While activism in agriculture and environment is critical in protecting African agriculture from encroachment by multinational companies, the passing of skills to the young generation on how to utilize locally available resources in the right quantities, is something that the veterans can be credited for, according to Claire Nasike, the founder of Kenya’s Hummingbird Foundation.
That has not played out in some African countries, where the youth claim they are excluded from institutional decision making. In situations like these, where intergenerational knowledge has not been passed on, the youth risk being manipulated through global food politics to advocate for food systems that are dependent on industrial agriculture value chains, said Nasike.
“In terms of advocacy and activism, there is a lot of work to be done as multinational companies seeking to control agriculture in Africa are pulling young people to advocate for the use of pesticides, hybrid certified seeds and fertilizers in agriculture which equates to control of food systems.
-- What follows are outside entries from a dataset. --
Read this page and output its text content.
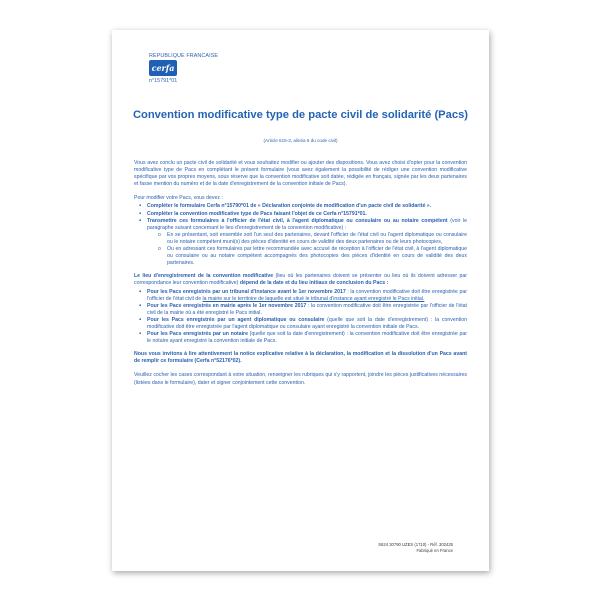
REPUBLIQUE FRANCAISE
cerfa
n°15791*01
Convention modificative type de pacte civil de solidarité (Pacs)
(Article 515-3, alinéa 6 du code civil)

Vous avez conclu un pacte civil de solidarité et vous souhaitez modifier ou ajouter des dispositions. Vous avez choisi d'opter pour la convention modificative type de Pacs en complétant le présent formulaire (vous avez également la possibilité de rédiger une convention modificative spécifique par vos propres moyens, sous réserve que la convention modificative soit datée, rédigée en français, signée par les deux partenaires et fasse mention du numéro et de la date d'enregistrement de la convention initiale de Pacs).

Pour modifier votre Pacs, vous devez :

▪ Compléter le formulaire Cerfa n°15790*01 de « Déclaration conjointe de modification d'un pacte civil de solidarité ».
▪ Compléter la convention modificative type de Pacs faisant l'objet de ce Cerfa n°15791*01.
▪ Transmettre ces formulaires à l'officier de l'état civil, à l'agent diplomatique ou consulaire ou au notaire compétent (voir le paragraphe suivant concernant le lieu d'enregistrement de la convention modificative) :
o En se présentant, soit ensemble soit l'un seul des partenaires, devant l'officier de l'état civil ou l'agent diplomatique ou consulaire ou le notaire compétent muni(s) des pièces d'identité en cours de validité des deux partenaires ou de leurs photocopies,
o Ou en adressant ces formulaires par lettre recommandée avec accusé de réception à l'officier de l'état civil, à l'agent diplomatique ou consulaire ou au notaire compétent accompagnés des photocopies des pièces d'identité en cours de validité des deux partenaires.

Le lieu d'enregistrement de la convention modificative (lieu où les partenaires doivent se présenter ou lieu où ils doivent adresser par correspondance leur convention modificative) dépend de la date et du lieu initiaux de conclusion du Pacs :

▪ Pour les Pacs enregistrés par un tribunal d'instance avant le 1er novembre 2017 : la convention modificative doit être enregistrée par l'officier de l'état civil de la mairie sur le territoire de laquelle est situé le tribunal d'instance ayant enregistré le Pacs initial.
▪ Pour les Pacs enregistrés en mairie après le 1er novembre 2017 : la convention modificative doit être enregistrée par l'officier de l'état civil de la mairie où a été enregistré le Pacs initial.
▪ Pour les Pacs enregistrés par un agent diplomatique ou consulaire (quelle que soit la date d'enregistrement) : la convention modificative doit être enregistrée par l'agent diplomatique ou consulaire ayant enregistré la convention initiale de Pacs.
▪ Pour les Pacs enregistrés par un notaire (quelle que soit la date d'enregistrement) : la convention modificative doit être enregistrée par le notaire ayant enregistré la convention initiale de Pacs.

Nous vous invitons à lire attentivement la notice explicative relative à la déclaration, la modification et la dissolution d'un Pacs avant de remplir ce formulaire (Cerfa n°52176*02).

Veuillez cocher les cases correspondant à votre situation, renseigner les rubriques qui s'y rapportent, joindre les pièces justificatives nécessaires (listées dans le formulaire), dater et signer conjointement cette convention.

S624 30790 UZES (1710) - Réf. 302425
Fabriqué en France
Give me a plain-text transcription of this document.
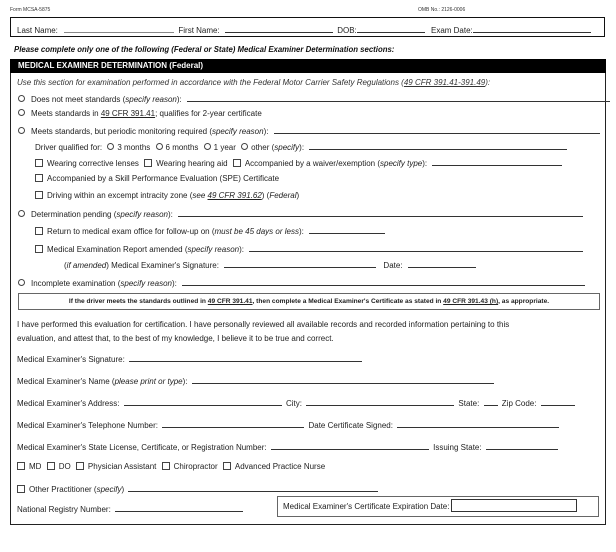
Form MCSA-5875	OMB No.: 2126-0006
Last Name:	First Name:	DOB:	Exam Date:
Please complete only one of the following (Federal or State) Medical Examiner Determination sections:
MEDICAL EXAMINER DETERMINATION (Federal)
Use this section for examination performed in accordance with the Federal Motor Carrier Safety Regulations (49 CFR 391.41-391.49):
Does not meet standards (specify reason):
Meets standards in 49 CFR 391.41; qualifies for 2-year certificate
Meets standards, but periodic monitoring required (specify reason):
Driver qualified for: 3 months 6 months 1 year other (specify):
Wearing corrective lenses Wearing hearing aid Accompanied by a waiver/exemption (specify type):
Accompanied by a Skill Performance Evaluation (SPE) Certificate
Driving within an excempt intracity zone (see 49 CFR 391.62) (Federal)
Determination pending (specify reason):
Return to medical exam office for follow-up on (must be 45 days or less):
Medical Examination Report amended (specify reason):
(if amended) Medical Examiner's Signature:	Date:
Incomplete examination (specify reason):
If the driver meets the standards outlined in 49 CFR 391.41, then complete a Medical Examiner's Certificate as stated in 49 CFR 391.43 (h), as appropriate.
I have performed this evaluation for certification. I have personally reviewed all available records and recorded information pertaining to this
evaluation, and attest that, to the best of my knowledge, I believe it to be true and correct.
Medical Examiner's Signature:
Medical Examiner's Name (please print or type):
Medical Examiner's Address:	City:	State:	Zip Code:
Medical Examiner's Telephone Number:	Date Certificate Signed:
Medical Examiner's State License, Certificate, or Registration Number:	Issuing State:
MD DO Physician Assistant Chiropractor Advanced Practice Nurse
Other Practitioner (specify)
National Registry Number:	Medical Examiner's Certificate Expiration Date:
It is therefore critical that knowledge of farming stays within communities and through young people,” said Nasike.
At the African youth summit on food systems and agroecology which brought together about 1,000 delegates, there was consensus that African youth need to take over the reins of leadership in agriculture and environment to bridge the aging generation gap.
That comes with risks, including fear that change in leadership could impact efficiency due to conflict over generational divides and fuel uncertainties in donor priorities due to the perception that the incoming generation lack experience, according to experts.
In a situation where local organizations in agriculture and environment are already struggling to access funding due to donor restrictions, youth and women-led projects have not been spared extreme scrutiny by donors, according to Solange Bandiaky-Badji, the coordinator and president at Rights Resources Initiative, or RRI.
In her experience working with environment and conservation groups in Africa, she has witnessed this lack of trust by donors and lack of inclusivity for youth and women-led projects, and that makes her combative on this front.
“What we are realizing is that a lot of women and youth organizations are not receiving funding while they are very involved in climate and conservation activities. This funding has to be accessible,” said Badji.